|down with love (2003)|
director: peyton reed
renee zellweger, ewan mcgregor, sarah paulson, david hyde pierce
If you can stand an avalanche of camp, issuing from a film more concerned with rendering shades of pink correctly than labouring under the obligations of plot or character development, you’ll love Down With Love.
Set in the same idealized Manhattan of bachelor pads and stewardesses that Steven Spielberg longingly portrayed in Catch Me If You Can, Peyton Reed’s film takes the premise one step further by launching the film a mile above reality, squarely in the world of romantic comedies like Pillow Talk, where manly Rock Hudson and coquettish career girl Doris Day warily circled each other, acting out the battle of the sexes like a duel of flowers.

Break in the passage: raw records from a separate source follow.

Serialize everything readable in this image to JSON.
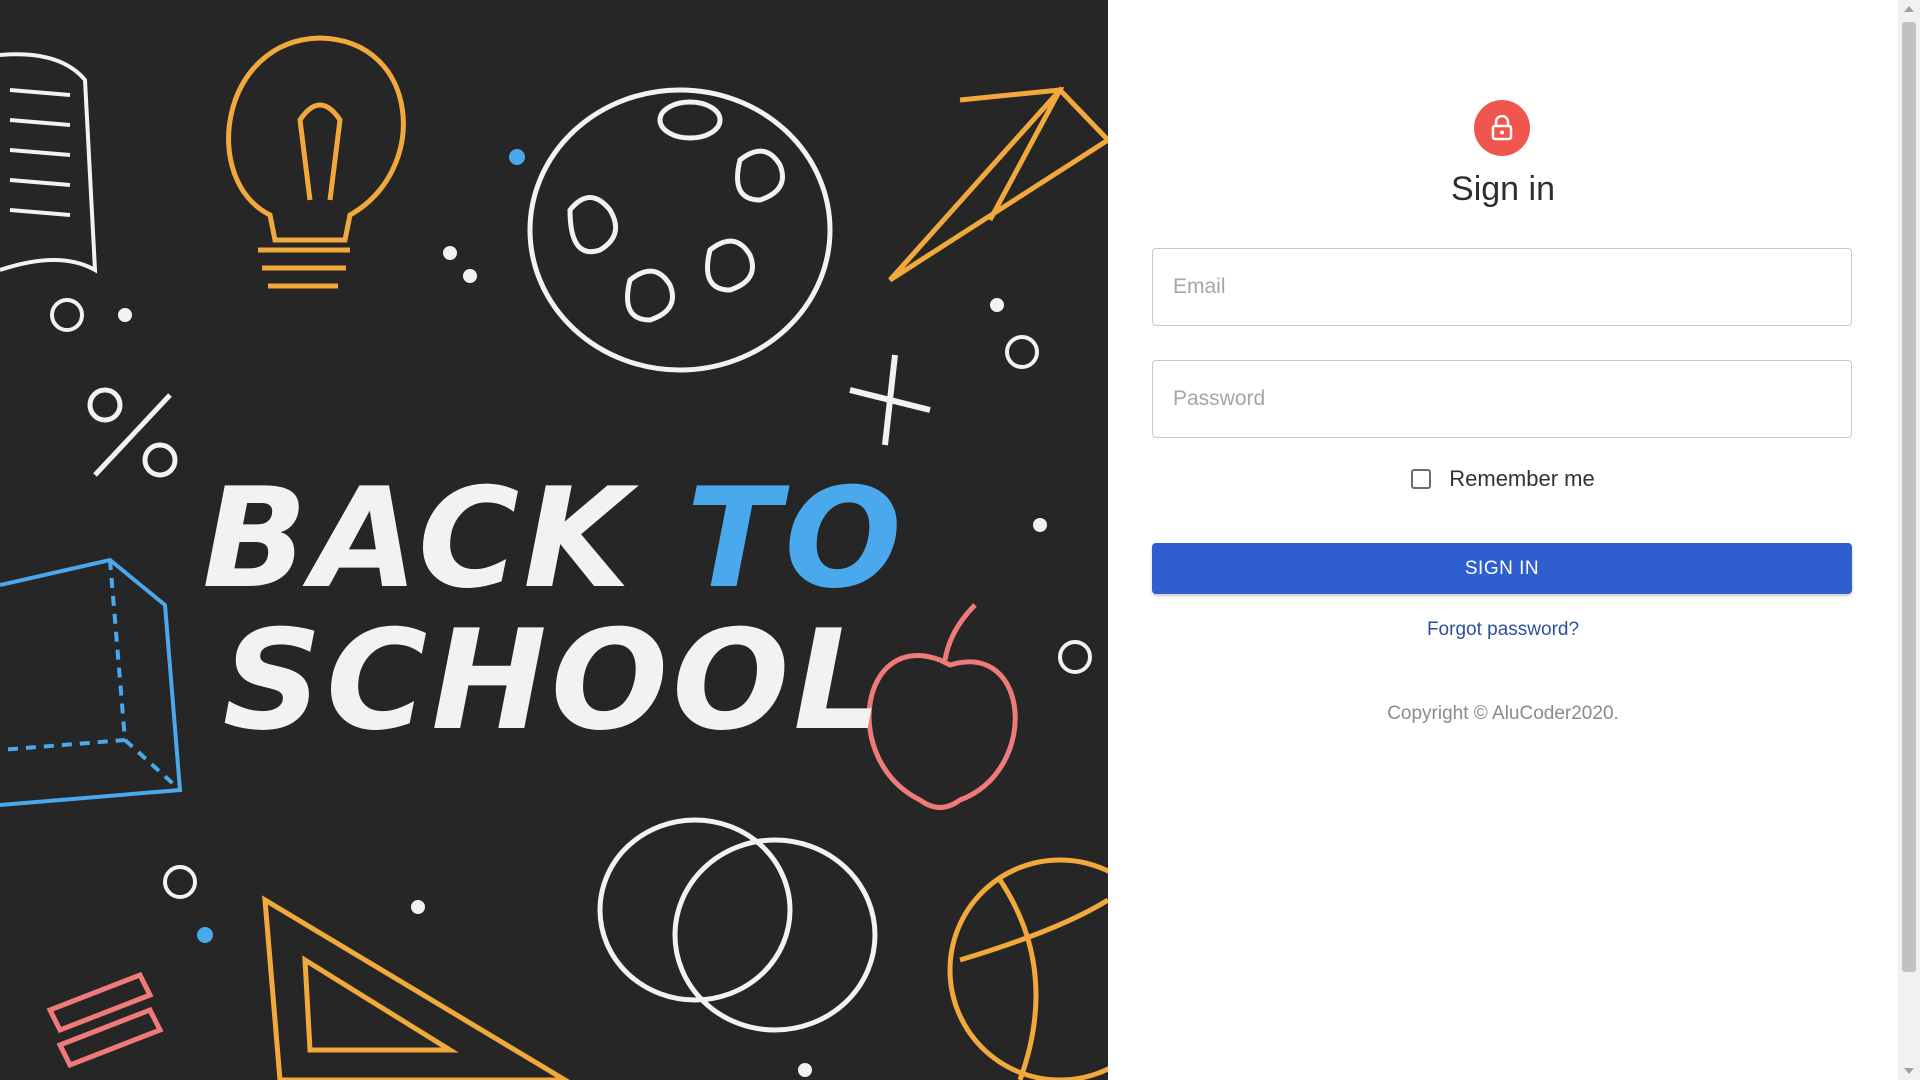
{
  "hero": {
    "line1_a": "BACK",
    "line1_b": "TO",
    "line2": "SCHOOL",
    "illustrations": [
      "book-icon",
      "lightbulb-icon",
      "palette-icon",
      "paper-plane-icon",
      "percent-icon",
      "plus-icon",
      "cube-icon",
      "apple-icon",
      "speech-bubbles-icon",
      "set-square-icon",
      "basketball-icon"
    ],
    "colors": {
      "background": "#262626",
      "chalk_white": "#f2f2f2",
      "chalk_blue": "#4aa8ec",
      "chalk_orange": "#f2a93b",
      "chalk_red": "#f07a7a"
    }
  },
  "signin": {
    "title": "Sign in",
    "email_placeholder": "Email",
    "password_placeholder": "Password",
    "remember_label": "Remember me",
    "remember_checked": false,
    "submit_label": "SIGN IN",
    "forgot_label": "Forgot password?",
    "copyright": "Copyright © AluCoder2020."
  },
  "colors": {
    "avatar": "#f0554e",
    "primary_button": "#2f5fcf",
    "link": "#2d4f9e"
  }
}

Renee Zellweger is rather neatly cast in the Day role, as a “New England spinster” who writes a bestselling book proposing that women take their pleasure the same way as men - curtly, eagerly, and without expectations. Ewan McGregor plays a star magazine journalist, “ladies man, man’s man, man about town”, whose hyperactive love life dries up thanks to Zellweger’s book. Enraged, he sets about writing an expose predicated on getting her to fall in love with him, by posing as a naïve, cowboy astronaut.
McGregor plays his playboy cad like James Bond steeped in liqueur, and Zellweger acts through her usual mincing squint, while both of them move through the film motivated less by emotions than by a cycle of costume changes, most of which they affect onscreen. McGregor’s choice of socks, and Zellweger’s donning of foundation garments, says more about their characters than any line in the script.
Reed’s film strives for the distinction of making the Hunter/Day films seem like sober social documents, but if you’re able to take your knowing camp straight up - and in this age of Moulin Rouge and Chicago, it’s assumed that millions can - then you’ll love this film about a world that only existed in films, populated by people that never existed, anywhere, at any time.